In a separate commentary in the same Pediatrics issue, Stephen Berman, MD, a professor of pediatrics at the University of Colorado School of Medicine and School of Public Health, wrote that the study's findings have important implications for future child healthcare policy decisions.
"First, all children should have coverage, and strong efforts must be made to reach the 5.3% who remain uninsured," he wrote. "These efforts should target the near-poor and Hispanic families because the gap is greatest for these populations. Second, the reauthorization and continued funding of the Children's Health Insurance Plan, due to terminate in 2019, is essential and should be addressed sooner rather than later."
He also recommended that ACA exchange plans become more affordable to near-poor and middle-class families.
The study's strengths were its use of nationally representative NHIS data with consistent measurement over time and the ability to link health insurance and healthcare access data, according to the study authors. A limitation, though, was its reliance on parents reporting the use of health services not validated against medical records.

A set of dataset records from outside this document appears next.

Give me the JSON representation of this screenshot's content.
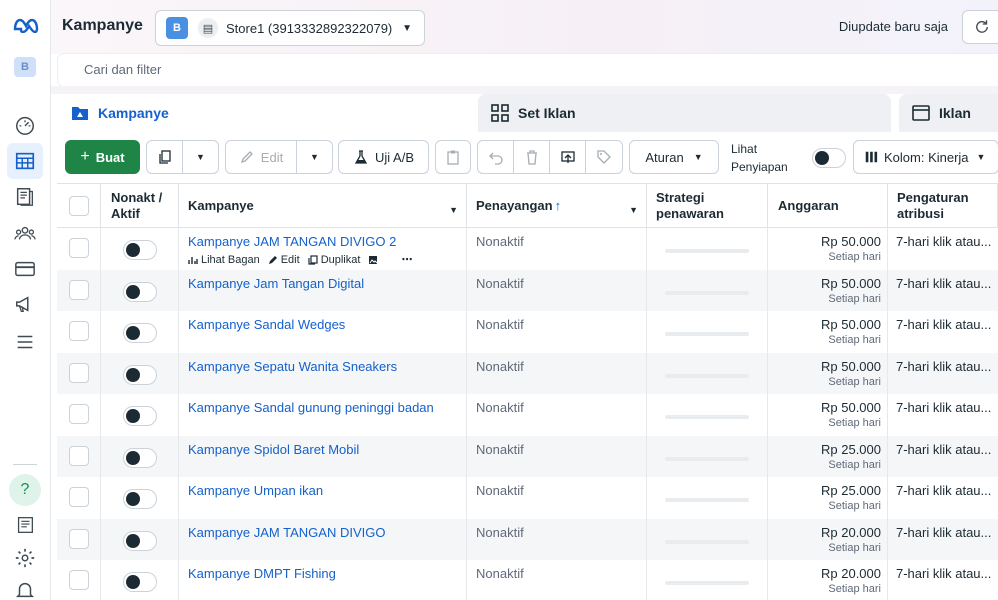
{
  "app": {
    "page_title": "Kampanye",
    "account_badge": "B",
    "account_name": "Store1 (3913332892322079)",
    "updated_text": "Diupdate baru saja",
    "search_placeholder": "Cari dan filter"
  },
  "tabs": [
    {
      "label": "Kampanye",
      "active": true
    },
    {
      "label": "Set Iklan",
      "active": false
    },
    {
      "label": "Iklan",
      "active": false
    }
  ],
  "toolbar": {
    "create_label": "Buat",
    "edit_label": "Edit",
    "ab_test_label": "Uji A/B",
    "rules_label": "Aturan",
    "preview_label_1": "Lihat",
    "preview_label_2": "Penyiapan",
    "columns_label": "Kolom: Kinerja"
  },
  "table": {
    "headers": {
      "toggle": "Nonakt / Aktif",
      "campaign": "Kampanye",
      "delivery": "Penayangan",
      "bid_strategy": "Strategi penawaran",
      "budget": "Anggaran",
      "attribution": "Pengaturan atribusi"
    },
    "row_actions": {
      "view_chart": "Lihat Bagan",
      "edit": "Edit",
      "duplicate": "Duplikat"
    },
    "rows": [
      {
        "name": "Kampanye JAM TANGAN DIVIGO 2",
        "delivery": "Nonaktif",
        "budget": "Rp 50.000",
        "budget_period": "Setiap hari",
        "attribution": "7-hari klik atau..."
      },
      {
        "name": "Kampanye Jam Tangan Digital",
        "delivery": "Nonaktif",
        "budget": "Rp 50.000",
        "budget_period": "Setiap hari",
        "attribution": "7-hari klik atau..."
      },
      {
        "name": "Kampanye Sandal Wedges",
        "delivery": "Nonaktif",
        "budget": "Rp 50.000",
        "budget_period": "Setiap hari",
        "attribution": "7-hari klik atau..."
      },
      {
        "name": "Kampanye Sepatu Wanita Sneakers",
        "delivery": "Nonaktif",
        "budget": "Rp 50.000",
        "budget_period": "Setiap hari",
        "attribution": "7-hari klik atau..."
      },
      {
        "name": "Kampanye Sandal gunung peninggi badan",
        "delivery": "Nonaktif",
        "budget": "Rp 50.000",
        "budget_period": "Setiap hari",
        "attribution": "7-hari klik atau..."
      },
      {
        "name": "Kampanye Spidol Baret Mobil",
        "delivery": "Nonaktif",
        "budget": "Rp 25.000",
        "budget_period": "Setiap hari",
        "attribution": "7-hari klik atau..."
      },
      {
        "name": "Kampanye Umpan ikan",
        "delivery": "Nonaktif",
        "budget": "Rp 25.000",
        "budget_period": "Setiap hari",
        "attribution": "7-hari klik atau..."
      },
      {
        "name": "Kampanye JAM TANGAN DIVIGO",
        "delivery": "Nonaktif",
        "budget": "Rp 20.000",
        "budget_period": "Setiap hari",
        "attribution": "7-hari klik atau..."
      },
      {
        "name": "Kampanye DMPT Fishing",
        "delivery": "Nonaktif",
        "budget": "Rp 20.000",
        "budget_period": "Setiap hari",
        "attribution": "7-hari klik atau..."
      }
    ]
  },
  "colors": {
    "accent": "#1461cc",
    "primary_button": "#1f8547"
  }
}
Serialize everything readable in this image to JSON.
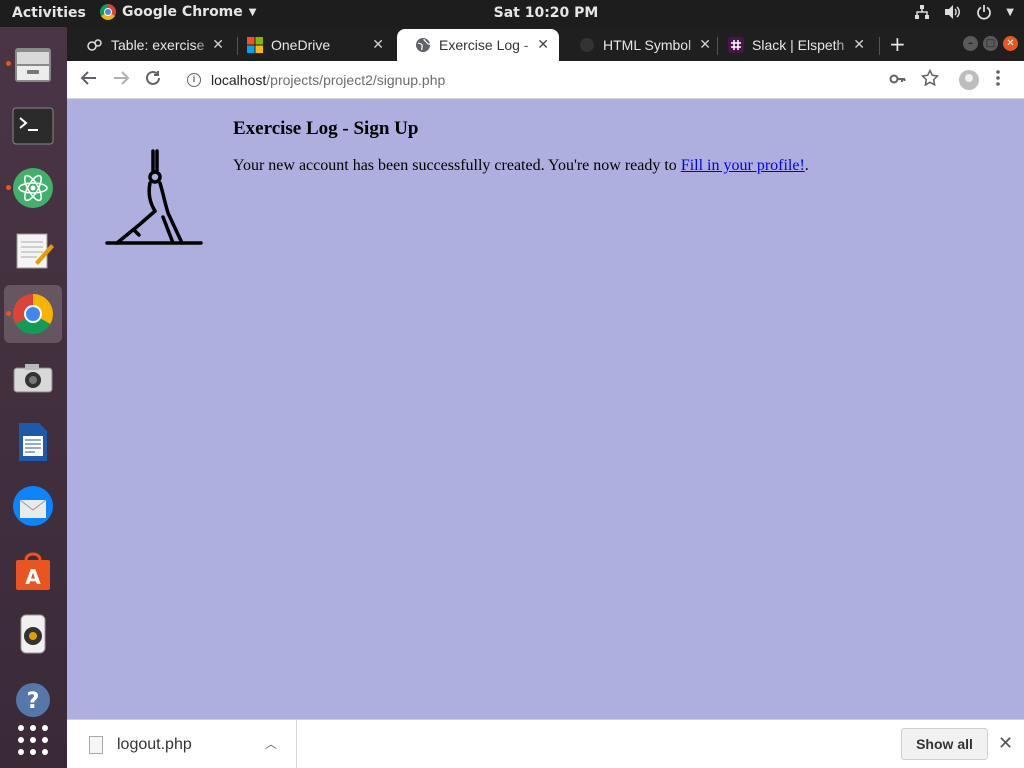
{
  "topbar": {
    "activities": "Activities",
    "app_name": "Google Chrome",
    "clock": "Sat 10:20 PM"
  },
  "dock": {
    "items": [
      {
        "name": "files-icon",
        "active": false,
        "running": true
      },
      {
        "name": "terminal-icon",
        "active": false,
        "running": false
      },
      {
        "name": "atom-icon",
        "active": false,
        "running": true
      },
      {
        "name": "text-editor-icon",
        "active": false,
        "running": false
      },
      {
        "name": "chrome-icon",
        "active": true,
        "running": true
      },
      {
        "name": "camera-icon",
        "active": false,
        "running": false
      },
      {
        "name": "writer-icon",
        "active": false,
        "running": false
      },
      {
        "name": "thunderbird-icon",
        "active": false,
        "running": false
      },
      {
        "name": "software-center-icon",
        "active": false,
        "running": false
      },
      {
        "name": "speaker-icon",
        "active": false,
        "running": false
      },
      {
        "name": "help-icon",
        "active": false,
        "running": false
      },
      {
        "name": "app-grid-icon",
        "active": false,
        "running": false
      }
    ]
  },
  "tabs": [
    {
      "title": "Table: exercise",
      "icon": "phpmyadmin-icon",
      "active": false
    },
    {
      "title": "OneDrive",
      "icon": "microsoft-icon",
      "active": false
    },
    {
      "title": "Exercise Log - ",
      "icon": "globe-icon",
      "active": true
    },
    {
      "title": "HTML Symbol",
      "icon": "dark-site-icon",
      "active": false
    },
    {
      "title": "Slack | Elspeth",
      "icon": "slack-icon",
      "active": false
    }
  ],
  "address": {
    "host": "localhost",
    "path": "/projects/project2/signup.php"
  },
  "page": {
    "heading": "Exercise Log - Sign Up",
    "message_before": "Your new account has been successfully created. You're now ready to ",
    "link_text": "Fill in your profile!",
    "message_after": ".",
    "background": "#afafdf"
  },
  "download_shelf": {
    "filename": "logout.php",
    "show_all": "Show all"
  }
}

Dr. Racine noted that the availability of public health insurance, the willingness of dental practitioners to provide care to those with this coverage, and the willingness of our society to ensure that rates paid to practitioners are in line with the cost of providing them will determine if the rates of children receiving dental care increase in the coming years.
"Depending upon the policy responses of the new administration to these programs, we could see a complete reversal of these funds," Dr. Racine said regarding the incoming Trump administration's position on funding for children's health insurance through Medicaid and CHIP.